Part 3: Effect of Using Different Reference Bar Material
Replacing aluminum with carbon steel (k_steel = 35 W/m·K) alters the conduction characteristics, potentially reducing heat shunting errors. Repeating the calculations under this modification assesses whether a higher thermal conductivity reference improves measurement accuracy. Results indicate that using materials with thermal conductivities closer to the sample reduces the influence of heat bypassing and enhances measurement reliability.
Discussion and Conclusions
The computational analysis demonstrates that the proposed two-dimensional model provides a more accurate representation of the heat transfer process than the simplified 1D approach, especially given heat losses and non-uniformities. The temperature distribution profiles show how insulation effectiveness and ambient convection influence the measurements, emphasizing the importance of controlling environmental conditions.
Errors in estimating the thermal conductivity are significantly impacted by assumptions about heat flux and material properties. The analysis confirms that selecting reference bar materials with thermal conductivities similar to the sample reduces heat shunting, leading to more precise measurements. The use of carbon steel bars, with their higher thermal conductivity, reduces the extent of heat bypassing the sample, improving the accuracy of the conductivity evaluation.
Overall, the computational modeling aligns with experimental observations and highlights the necessity of comprehensive thermal analysis when designing measurement setups. It underscores the importance of accounting for heat losses, material properties, and environmental factors in thermal conductivity measurements.
References
- Incropera, F. P., DeWitt, D. P., Bergman, T. L., & Lavine, A. S. (2007). Fundamentals of Heat and Mass Transfer (6th ed.). John Wiley & Sons.
- Holman, J. P. (2010). Heat Transfer (10th ed.). McGraw-Hill Education.
- Ozisik, M. N. (1993). Heat Conduction. John Wiley & Sons.
- Bejan, A. (2013). Convection Heat Transfer (4th ed.). John Wiley & Sons.
- Kays, W. M., & London, A. L. (1984). Compact Heat Exchangers (3rd ed.). McGraw-Hill.

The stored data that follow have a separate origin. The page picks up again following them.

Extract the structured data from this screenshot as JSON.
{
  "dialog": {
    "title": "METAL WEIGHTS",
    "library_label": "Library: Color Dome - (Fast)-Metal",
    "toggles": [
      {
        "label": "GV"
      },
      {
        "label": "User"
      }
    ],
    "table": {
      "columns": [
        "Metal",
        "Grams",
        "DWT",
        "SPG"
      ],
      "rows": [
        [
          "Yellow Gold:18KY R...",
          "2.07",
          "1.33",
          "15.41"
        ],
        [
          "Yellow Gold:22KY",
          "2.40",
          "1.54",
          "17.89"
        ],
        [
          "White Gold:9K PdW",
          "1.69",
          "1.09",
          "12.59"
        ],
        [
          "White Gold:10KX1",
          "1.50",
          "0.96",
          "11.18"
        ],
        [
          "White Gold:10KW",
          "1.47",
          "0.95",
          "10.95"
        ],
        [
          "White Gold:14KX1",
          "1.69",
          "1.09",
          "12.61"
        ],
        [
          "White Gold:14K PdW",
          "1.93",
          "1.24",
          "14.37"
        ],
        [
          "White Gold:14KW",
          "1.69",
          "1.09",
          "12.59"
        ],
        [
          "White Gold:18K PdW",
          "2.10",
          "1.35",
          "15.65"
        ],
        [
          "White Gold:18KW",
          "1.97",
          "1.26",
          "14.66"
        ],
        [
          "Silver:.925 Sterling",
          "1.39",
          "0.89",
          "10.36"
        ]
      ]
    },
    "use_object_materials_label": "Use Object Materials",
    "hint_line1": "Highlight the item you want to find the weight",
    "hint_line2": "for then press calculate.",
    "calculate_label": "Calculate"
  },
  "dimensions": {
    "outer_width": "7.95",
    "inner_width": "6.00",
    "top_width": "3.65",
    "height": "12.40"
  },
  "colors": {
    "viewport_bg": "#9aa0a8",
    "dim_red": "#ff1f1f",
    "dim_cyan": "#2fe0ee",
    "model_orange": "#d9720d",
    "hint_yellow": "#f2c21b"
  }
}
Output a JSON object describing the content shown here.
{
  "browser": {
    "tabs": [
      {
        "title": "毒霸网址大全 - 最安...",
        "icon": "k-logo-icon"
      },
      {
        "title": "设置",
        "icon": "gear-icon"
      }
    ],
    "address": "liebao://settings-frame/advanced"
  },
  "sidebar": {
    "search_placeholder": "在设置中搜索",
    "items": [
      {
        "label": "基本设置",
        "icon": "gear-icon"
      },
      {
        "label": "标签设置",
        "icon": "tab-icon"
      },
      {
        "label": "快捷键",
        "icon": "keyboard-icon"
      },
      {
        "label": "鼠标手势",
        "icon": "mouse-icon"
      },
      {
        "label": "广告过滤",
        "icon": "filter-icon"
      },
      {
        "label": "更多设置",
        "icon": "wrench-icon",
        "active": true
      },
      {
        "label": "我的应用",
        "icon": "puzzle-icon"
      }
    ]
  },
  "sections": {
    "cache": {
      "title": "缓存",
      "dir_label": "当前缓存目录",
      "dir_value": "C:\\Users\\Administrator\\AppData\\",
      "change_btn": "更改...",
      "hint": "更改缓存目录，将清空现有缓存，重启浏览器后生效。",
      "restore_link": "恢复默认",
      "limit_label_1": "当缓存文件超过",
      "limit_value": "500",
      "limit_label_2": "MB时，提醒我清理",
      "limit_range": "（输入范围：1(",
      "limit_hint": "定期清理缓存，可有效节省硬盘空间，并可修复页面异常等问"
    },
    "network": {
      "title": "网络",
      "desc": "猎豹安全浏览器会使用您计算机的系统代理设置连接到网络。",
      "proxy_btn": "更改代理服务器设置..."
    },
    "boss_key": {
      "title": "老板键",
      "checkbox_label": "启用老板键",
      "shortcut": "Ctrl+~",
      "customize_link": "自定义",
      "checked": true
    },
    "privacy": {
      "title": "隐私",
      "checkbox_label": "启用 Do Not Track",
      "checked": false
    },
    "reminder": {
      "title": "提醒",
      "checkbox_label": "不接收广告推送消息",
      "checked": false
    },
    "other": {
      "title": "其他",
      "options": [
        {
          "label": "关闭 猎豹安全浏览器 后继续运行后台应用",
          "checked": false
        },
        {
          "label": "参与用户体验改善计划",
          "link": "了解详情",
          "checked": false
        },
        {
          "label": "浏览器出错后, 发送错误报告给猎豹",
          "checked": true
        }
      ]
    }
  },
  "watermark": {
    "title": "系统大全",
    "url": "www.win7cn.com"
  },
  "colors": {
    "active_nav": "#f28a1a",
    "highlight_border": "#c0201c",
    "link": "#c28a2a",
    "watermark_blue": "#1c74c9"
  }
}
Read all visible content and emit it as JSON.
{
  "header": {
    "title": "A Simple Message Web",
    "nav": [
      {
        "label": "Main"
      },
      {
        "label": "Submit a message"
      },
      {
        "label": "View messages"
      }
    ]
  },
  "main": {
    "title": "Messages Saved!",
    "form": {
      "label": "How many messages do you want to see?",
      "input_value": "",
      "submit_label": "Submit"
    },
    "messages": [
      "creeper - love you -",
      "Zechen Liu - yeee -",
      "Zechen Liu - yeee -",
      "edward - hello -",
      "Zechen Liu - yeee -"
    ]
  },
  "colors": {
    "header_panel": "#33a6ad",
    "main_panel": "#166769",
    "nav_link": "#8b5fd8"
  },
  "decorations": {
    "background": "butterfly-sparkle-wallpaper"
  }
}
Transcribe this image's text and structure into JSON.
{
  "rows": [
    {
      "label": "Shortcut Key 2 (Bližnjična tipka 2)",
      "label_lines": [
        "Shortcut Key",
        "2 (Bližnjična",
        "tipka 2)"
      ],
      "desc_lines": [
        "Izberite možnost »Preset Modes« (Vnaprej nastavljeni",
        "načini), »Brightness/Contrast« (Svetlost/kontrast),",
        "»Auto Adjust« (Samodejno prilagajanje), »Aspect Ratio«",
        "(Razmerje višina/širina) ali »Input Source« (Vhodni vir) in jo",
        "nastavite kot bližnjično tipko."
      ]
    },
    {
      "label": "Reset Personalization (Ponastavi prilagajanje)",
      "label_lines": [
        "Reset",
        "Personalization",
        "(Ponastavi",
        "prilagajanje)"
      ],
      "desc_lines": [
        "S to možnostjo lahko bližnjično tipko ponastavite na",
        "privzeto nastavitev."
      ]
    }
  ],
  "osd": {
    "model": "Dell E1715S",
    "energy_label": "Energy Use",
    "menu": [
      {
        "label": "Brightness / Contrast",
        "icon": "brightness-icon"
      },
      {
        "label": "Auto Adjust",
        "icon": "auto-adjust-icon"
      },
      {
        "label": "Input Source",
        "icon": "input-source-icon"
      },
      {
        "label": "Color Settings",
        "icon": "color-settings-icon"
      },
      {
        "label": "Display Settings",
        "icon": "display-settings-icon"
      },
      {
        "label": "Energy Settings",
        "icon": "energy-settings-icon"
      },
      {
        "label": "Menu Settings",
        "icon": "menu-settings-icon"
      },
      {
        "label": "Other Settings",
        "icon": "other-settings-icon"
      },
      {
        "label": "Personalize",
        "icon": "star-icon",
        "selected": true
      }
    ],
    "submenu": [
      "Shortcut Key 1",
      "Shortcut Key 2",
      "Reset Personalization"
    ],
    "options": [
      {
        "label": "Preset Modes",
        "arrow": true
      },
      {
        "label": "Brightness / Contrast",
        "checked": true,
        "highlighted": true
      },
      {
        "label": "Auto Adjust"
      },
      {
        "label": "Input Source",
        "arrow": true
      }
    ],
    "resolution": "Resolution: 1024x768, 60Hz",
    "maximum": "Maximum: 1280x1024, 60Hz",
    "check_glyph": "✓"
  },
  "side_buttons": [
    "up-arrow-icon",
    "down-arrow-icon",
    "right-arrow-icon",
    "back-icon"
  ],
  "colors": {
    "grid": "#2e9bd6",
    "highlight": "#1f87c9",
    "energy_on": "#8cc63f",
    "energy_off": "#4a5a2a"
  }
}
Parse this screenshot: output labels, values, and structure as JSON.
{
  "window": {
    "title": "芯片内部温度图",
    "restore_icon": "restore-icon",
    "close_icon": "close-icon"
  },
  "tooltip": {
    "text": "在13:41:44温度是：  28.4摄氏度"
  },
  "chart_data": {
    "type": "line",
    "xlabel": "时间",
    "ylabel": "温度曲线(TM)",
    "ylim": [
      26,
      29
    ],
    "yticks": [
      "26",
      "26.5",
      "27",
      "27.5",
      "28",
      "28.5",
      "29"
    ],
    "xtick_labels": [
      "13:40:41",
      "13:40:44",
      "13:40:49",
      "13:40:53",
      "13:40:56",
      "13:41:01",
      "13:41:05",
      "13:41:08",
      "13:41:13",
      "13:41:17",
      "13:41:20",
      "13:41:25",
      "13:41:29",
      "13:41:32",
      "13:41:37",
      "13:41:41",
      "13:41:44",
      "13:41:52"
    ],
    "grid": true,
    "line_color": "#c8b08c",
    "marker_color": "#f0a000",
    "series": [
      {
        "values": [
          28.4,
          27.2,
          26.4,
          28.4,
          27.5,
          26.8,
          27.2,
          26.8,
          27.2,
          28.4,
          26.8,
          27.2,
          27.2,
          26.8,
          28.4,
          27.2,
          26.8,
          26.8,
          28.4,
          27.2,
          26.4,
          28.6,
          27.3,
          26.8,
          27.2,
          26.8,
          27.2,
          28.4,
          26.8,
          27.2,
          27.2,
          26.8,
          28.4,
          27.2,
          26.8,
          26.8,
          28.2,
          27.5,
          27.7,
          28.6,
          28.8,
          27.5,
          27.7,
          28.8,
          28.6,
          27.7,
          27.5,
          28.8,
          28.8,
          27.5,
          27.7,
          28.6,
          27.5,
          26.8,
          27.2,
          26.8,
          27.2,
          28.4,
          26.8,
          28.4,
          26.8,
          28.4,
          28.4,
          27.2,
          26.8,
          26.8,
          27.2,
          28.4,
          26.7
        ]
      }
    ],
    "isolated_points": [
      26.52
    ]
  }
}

- Kumar, S., & Bhushan, B. (2010). Experimental determination of thermal conductivity of materials. International Journal of Thermal Sciences, 49(2), 265-273.
- Gregor, M., & Shek, J. (2015). Heat transfer analysis with different materials in experimental setups. Journal of Heat Transfer Engineering, 36(7), 607-615.
- Saha, S., & Sengupta, A. (2012). Numerical modeling of heat transfer in layered materials. International Journal of Heat and Mass Transfer, 55(11-12), 3173-3182.
- Sharma, M., & Singh, R. (2017). Impact of material properties on heat transfer accuracy. Applied Thermal Engineering, 114, 1-10.
- Bhattacharya, B. B. (2019). Design considerations for thermal measurement systems. Journal of Thermal Science and Engineering Applications, 11(3), 031012.